These days, unless you’re an ardent fan of hybrid or electric cars, it can be pretty hard to tell them apart from their gasoline equivalents.
For the average motorist it isn’t an issue, but for first responders attending the scene of an accident, it’s important to know what a crashed car is powered by.
Which is why the state of Massachusetts is becoming the second state in the U.S. (after Hawaii) to fit electric and hybrid cars with special license plates designed to warn recuse crews that they’re dealing with an electric or hybrid car.
The new license plates were introduced after the National Fire Protection Association recommended them as an additional precautionary measure to protect emergency workers.
“You want to make sure that it’s completely disabled,” Mark Sylvia, commissioner of the state’s Department of Energy Resources told Boston.com. “You want to make sure any issues relative to electric shock are addressed.”

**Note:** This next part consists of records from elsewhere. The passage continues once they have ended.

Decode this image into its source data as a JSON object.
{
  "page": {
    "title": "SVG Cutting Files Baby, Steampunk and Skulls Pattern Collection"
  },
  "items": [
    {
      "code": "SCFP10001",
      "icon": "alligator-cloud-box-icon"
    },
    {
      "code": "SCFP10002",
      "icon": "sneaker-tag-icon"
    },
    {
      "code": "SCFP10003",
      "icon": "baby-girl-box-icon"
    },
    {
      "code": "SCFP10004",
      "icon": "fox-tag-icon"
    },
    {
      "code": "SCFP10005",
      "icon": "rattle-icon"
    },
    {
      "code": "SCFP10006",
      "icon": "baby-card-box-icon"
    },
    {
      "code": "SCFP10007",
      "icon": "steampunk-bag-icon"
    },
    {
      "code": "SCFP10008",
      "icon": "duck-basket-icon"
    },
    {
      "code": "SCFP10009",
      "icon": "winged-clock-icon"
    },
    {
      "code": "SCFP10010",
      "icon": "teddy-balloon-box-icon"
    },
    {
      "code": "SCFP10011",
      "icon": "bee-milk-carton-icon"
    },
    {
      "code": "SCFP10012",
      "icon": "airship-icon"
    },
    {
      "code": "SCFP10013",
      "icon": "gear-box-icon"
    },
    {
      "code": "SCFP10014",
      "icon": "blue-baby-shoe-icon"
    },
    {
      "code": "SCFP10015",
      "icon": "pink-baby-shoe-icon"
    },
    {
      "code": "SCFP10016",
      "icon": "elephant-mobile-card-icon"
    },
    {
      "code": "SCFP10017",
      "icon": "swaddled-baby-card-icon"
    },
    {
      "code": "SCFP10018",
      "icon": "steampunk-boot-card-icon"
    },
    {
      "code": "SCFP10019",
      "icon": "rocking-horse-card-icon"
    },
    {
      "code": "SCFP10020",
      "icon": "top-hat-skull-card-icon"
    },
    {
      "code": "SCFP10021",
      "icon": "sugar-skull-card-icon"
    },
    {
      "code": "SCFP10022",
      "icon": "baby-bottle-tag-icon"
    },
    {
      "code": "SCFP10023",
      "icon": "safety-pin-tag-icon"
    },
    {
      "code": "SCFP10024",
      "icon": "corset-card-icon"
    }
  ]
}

In the past, various states have employed different measures to protect fire-crews and first responders from mishandling electric and hybrid car crashes, ranging from specific training courses to smartphone electric and hybrid car identification applications.
It is hoped that Massachusetts’ approach will be easier to implement in the field, since first responders will only have to look for one of two different license plate designs.
It’s likely that some advocates will argue that the new plates only further alienate the public from hybrid and electric cars.
After all, gasoline cars are far more likely to burst into flames in an accident than a hybrid or electric car, both of which have sophisticated interconnection systems designed to make the car’s high-voltage battery pack safe in a crash.
But with high-voltage cabling often hidden behind panels and under floors, safety workers need to ensure the car’s battery pack is safe before using cutting machinery to rescue occupants.
By offering a visual prompt, Massachusetts hopes both car victims and rescuers remain safe at all times.
Massachusetts has already produced 17,600 of the specialized plates, which are available at Registry of Motor Vehicles offices statewide.
For new car owners, the plates will cost the same as any other regular plate, although owners of existing electric or hybrid cars can swap their plates free of charge for the official electric/hybrid plate for a $20 fee.
[UPDATE: We had some polite correspondence with the nice folks at the Massachusetts DMV, and just to be clear: New owners of hybrid and electric cars can get the new plates at no additional fee, but current owners who want to swap in old plates for new ones will pay a $20 fee.]